Let $O(m)$ denote the group of orthogonal matrices under multiplication, and let $SO(m)$ be the special orthogonal group over $\mathbb{R}$. Let \begin{equation*} (O(k)\times O(n-k))\cap SO(n):=\left\{A=\begin{pmatrix} B & 0\\ 0 & C \end{pmatrix} \in \mathbb{R}^{n\times n} \mid B\in O( k) ,\ C\in O( n-k) ,\ \det( B)\det( C) =1\right\}. \end{equation*}
I want to prove/disprove $O(k)\times O(n-k)$, $k=1,\dots,n-1$ is closed in $SO(n)$.
I do not really know how.
Even for $k=1$, I am not too sure. For $k=1$, we have \begin{equation*} \left\{\begin{pmatrix} b & 0\\ 0 & C \end{pmatrix} \in \mathbb{R}^{n\times n} \mid b\in O( 1) ,\ C\in O( n-1) ,\ b\det( C) =1\right\} =H_{1} \cup H_{-1} , \end{equation*} where for $b=1,-1$ we let \begin{equation*} H_{b} :=\left\{\begin{pmatrix} b & 0\\ 0 & C \end{pmatrix} \in \mathbb{R}^{n\times n} \mid \ C\in O( n-1) ,\ \det( C) =b\right\} . \end{equation*} I want to say this is essentially the union of $SO(n-1)$ and thus closed, but I am not really comfortable with seeing $SO(n-1)$ as a subset of $SO(n)$ incorporating the topological consistency.

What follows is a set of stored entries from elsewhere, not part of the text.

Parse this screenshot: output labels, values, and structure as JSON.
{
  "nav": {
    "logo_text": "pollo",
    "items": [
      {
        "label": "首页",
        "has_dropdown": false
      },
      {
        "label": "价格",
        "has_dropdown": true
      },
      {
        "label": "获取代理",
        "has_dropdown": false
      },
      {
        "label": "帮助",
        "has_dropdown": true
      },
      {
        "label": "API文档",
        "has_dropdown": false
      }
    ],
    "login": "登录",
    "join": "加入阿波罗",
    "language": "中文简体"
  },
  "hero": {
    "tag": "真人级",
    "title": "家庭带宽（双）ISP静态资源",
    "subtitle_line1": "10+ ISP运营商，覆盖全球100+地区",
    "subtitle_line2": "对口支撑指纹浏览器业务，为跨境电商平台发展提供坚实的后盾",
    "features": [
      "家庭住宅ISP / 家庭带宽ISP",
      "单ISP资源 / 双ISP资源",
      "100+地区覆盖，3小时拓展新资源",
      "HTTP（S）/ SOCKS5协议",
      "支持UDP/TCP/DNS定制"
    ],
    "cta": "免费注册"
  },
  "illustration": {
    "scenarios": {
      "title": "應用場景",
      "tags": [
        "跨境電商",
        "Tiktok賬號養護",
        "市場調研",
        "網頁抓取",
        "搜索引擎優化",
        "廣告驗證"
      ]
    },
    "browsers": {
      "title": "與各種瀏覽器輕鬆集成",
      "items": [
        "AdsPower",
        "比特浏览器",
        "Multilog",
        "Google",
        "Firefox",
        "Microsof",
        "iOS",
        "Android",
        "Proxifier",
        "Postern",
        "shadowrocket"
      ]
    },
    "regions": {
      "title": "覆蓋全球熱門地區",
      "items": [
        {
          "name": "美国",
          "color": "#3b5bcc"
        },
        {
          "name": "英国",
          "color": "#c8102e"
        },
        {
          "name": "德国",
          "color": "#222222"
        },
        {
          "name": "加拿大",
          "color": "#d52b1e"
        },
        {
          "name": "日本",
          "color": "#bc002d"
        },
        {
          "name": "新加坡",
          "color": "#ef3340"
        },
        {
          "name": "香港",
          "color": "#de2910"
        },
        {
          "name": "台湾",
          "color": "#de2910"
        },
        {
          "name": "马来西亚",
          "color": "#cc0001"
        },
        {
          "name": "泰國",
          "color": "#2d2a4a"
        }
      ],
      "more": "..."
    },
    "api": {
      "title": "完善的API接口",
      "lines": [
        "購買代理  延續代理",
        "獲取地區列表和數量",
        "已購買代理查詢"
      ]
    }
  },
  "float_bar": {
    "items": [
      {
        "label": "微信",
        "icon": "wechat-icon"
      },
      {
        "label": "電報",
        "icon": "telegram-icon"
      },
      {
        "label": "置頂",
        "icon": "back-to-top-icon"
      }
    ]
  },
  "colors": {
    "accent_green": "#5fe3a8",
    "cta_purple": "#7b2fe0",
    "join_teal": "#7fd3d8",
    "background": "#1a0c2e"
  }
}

Since each orthogonal group is compact, $O(k)\times O(n-k)$ is compact and therefore a closed subset of $\mathbb{R}^{n\times n}$. And your set is a closed subset of this one, because it's the set of thos elements whose determinant is $1$. Since $\det$ is continuous and $\{1\}$ is closed, this is again a closed set.